Warto zauważyć, że w przeciwieństwie do ubiegłego roku, tegoroczne przymrozki wyrządziły ogromne szkody nie tylko w uprawach sadowniczo-ogrodniczych. Straty są znaczne również w rzepaku i zbożach, szczególnie w północno-wschodnim regionie kraju.

Wprawdzie ostatni raport GUS informuje o śladowych stratach, co już spotkało się z krytyką ze strony środowisk rolniczych, to jednak warto dodać, że okres raportowania zakończył się 30 kwietnia, a więc raport ten nie obejmuje majowych przymrozków.

Z jednej strony, straty w szerokim zakresie upraw rolniczych mogą działać na korzyść rolników, ponieważ nacisk na uruchomienie pomocy będzie pochodził z wielu stron, a nie tylko ze środowisk sadowniczych. Z drugiej jednak strony, skala strat w całym kraju może sprawić, że ewentualna pomoc będzie musiała zostać rozdzielona na znacznie większy obszar, co może zmniejszyć jej indywidualną wartość.

Warto również zaznaczyć, że wiosenne przymrozki wyrządziły szkody w wielu innych krajach Unii Europejskiej, takich jak Bułgaria czy Czechy. Może to stanowić impuls do uruchomienia pomocy na szczeblu unijnym. Są to jednak decyzje o charakterze stricte politycznym, gdzie większe znaczenie mają inne czynniki niż sama ekonomia strat. Zasięgając opinii wśród plantatorów rzepaku, słychać wyraźnie głosy o dużych stratach na relatywnie rozległych obszarach.

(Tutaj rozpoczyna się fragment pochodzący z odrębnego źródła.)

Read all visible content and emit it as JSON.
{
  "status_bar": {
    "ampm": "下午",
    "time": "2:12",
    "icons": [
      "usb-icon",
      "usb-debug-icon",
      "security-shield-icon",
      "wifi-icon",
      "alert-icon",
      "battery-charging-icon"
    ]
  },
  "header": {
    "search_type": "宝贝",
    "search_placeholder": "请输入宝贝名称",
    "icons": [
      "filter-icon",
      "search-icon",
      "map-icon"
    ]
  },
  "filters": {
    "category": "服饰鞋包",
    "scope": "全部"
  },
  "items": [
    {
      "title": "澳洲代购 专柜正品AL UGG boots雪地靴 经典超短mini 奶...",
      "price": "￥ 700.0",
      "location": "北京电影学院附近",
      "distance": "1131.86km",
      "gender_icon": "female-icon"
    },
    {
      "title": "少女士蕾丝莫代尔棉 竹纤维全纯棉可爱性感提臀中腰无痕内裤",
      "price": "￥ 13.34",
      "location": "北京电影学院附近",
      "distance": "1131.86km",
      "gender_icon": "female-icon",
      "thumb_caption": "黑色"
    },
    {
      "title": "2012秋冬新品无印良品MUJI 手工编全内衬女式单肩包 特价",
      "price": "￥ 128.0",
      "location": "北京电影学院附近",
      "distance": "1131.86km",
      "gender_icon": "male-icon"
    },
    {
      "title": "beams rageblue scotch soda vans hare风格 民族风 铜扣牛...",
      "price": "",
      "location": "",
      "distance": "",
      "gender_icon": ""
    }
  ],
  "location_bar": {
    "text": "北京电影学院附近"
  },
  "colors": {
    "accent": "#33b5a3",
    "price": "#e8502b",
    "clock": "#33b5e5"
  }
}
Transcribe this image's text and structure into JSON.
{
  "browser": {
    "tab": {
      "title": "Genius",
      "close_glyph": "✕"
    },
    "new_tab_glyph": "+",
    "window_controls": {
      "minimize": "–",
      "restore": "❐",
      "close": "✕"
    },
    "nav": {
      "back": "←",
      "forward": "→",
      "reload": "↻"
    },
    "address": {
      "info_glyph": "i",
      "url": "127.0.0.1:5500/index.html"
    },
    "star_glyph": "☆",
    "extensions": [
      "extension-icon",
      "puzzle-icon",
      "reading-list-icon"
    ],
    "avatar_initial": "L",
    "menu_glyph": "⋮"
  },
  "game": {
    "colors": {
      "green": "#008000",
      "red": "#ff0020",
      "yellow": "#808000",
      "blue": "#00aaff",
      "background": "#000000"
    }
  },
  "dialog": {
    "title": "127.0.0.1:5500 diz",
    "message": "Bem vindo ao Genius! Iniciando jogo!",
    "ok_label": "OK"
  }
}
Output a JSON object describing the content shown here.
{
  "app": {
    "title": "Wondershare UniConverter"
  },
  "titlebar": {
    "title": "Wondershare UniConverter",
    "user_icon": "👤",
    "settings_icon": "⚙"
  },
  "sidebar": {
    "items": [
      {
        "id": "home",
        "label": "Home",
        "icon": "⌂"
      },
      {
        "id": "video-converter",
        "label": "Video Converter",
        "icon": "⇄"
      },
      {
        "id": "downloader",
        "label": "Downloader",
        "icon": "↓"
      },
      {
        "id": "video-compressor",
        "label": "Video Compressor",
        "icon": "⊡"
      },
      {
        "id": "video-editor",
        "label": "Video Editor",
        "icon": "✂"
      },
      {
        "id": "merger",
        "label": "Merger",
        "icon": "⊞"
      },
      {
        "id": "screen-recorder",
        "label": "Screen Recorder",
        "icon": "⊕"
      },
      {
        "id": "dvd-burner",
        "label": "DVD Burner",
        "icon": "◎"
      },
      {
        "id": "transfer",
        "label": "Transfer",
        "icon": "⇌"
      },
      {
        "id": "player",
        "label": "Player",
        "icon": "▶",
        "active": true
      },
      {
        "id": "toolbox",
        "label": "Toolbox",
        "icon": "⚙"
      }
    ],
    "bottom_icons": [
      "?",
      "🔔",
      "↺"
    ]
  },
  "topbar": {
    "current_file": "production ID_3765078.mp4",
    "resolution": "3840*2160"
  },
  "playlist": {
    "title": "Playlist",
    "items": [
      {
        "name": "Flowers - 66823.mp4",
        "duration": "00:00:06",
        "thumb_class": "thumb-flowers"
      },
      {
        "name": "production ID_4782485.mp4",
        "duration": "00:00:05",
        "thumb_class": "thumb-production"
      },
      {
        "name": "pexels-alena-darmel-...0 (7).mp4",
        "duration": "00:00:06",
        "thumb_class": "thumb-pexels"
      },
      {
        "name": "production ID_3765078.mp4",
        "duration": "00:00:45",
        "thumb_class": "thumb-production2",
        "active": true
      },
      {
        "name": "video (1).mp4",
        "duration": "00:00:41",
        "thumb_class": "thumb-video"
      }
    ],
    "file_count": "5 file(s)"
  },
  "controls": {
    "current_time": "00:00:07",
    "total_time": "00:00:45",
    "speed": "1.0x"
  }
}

Z punktu widzenia rządu, rozdanie po 200 zł/ha w formie zapomogi wydaje się decyzją absurdalną: nikogo to nie usatysfakcjonuje, a kwota ta w odbiorze społecznym wygląda wręcz żałośnie. Jeśli nie pojawi się jakaś znacząca kwota z Unii Europejskiej, to byłbym zdziwiony, gdyby wysokość pomocy do hektara dorównała tej z ubiegłego roku.

Mam wrażenie, że znacznie lepszym rozwiązaniem byłoby uruchomienie programu dotacyjnego z wysokim poziomem dofinansowania (na poziomie 80-90%). Niestety, obecne programy wymagają wykazania strat w środkach trwałych, a takich przymrozki, nawet silne, zazwyczaj nie powodują. Przesunięcia środków unijnych pomiędzy poszczególnymi programami dotacyjnymi są możliwe - mieliśmy już takie doświadczenia w przeszłości - jednak wprowadzenie zupełnie nowej interwencji, która nie wymagałaby wykazania strat w środkach trwałych, jest raczej trudne do wyobrażenia. Wydaje się więc, że jesteśmy skazani na jakąś formę zapomogi do hektara i kredytów klęskowych. Problemem związanym z kredytami jest jednak ich wysokie oprocentowanie, nawet po uwzględnieniu krótkiego okresu dopłat z ARiMR. W ogóle oprocentowanie kredytów w Polsce jest wysokie - jedno z najwyższych w Europie - a rolnictwo to branża wymagająca dużych nakładów kapitałowych i charakteryzująca się długim okresem zwrotu inwestycji, co czyni drogie kredyty szczególnie niekorzystnymi.

Z niecierpliwością będziemy zatem oczekiwać sygnałów z Warszawy na temat tego, w jaki sposób rząd planuje ulżyć ludowi pracującemu polskiej wsi. Obietnice pomocy padły już publicznie z ust Ministra Rolnictwa, więc zapewne jakaś forma wsparcia się pojawi. Niestety, po niedawnym maratonie kampanii wyborczych do Sejmu, Europarlamentu i prezydenckiej, na horyzoncie nie widać kolejnych wyborów, a to mogłoby nam pomóc - przed wyborami politycy są zwykle bardziej skłonni do szczodrości.

Komentarze  

0 #1 Green25 2025-06-06 06:06
Pan premier należy raczej do tych "mściwych" i pamiętliwych tak więc na zbyt wiele bym nie liczył . "Zapłata" za to że wieś nie pobiegła tłumnie oddać głosu na Rafała co finalnie skończyło się jego porażką jest wielce prawdopodobna.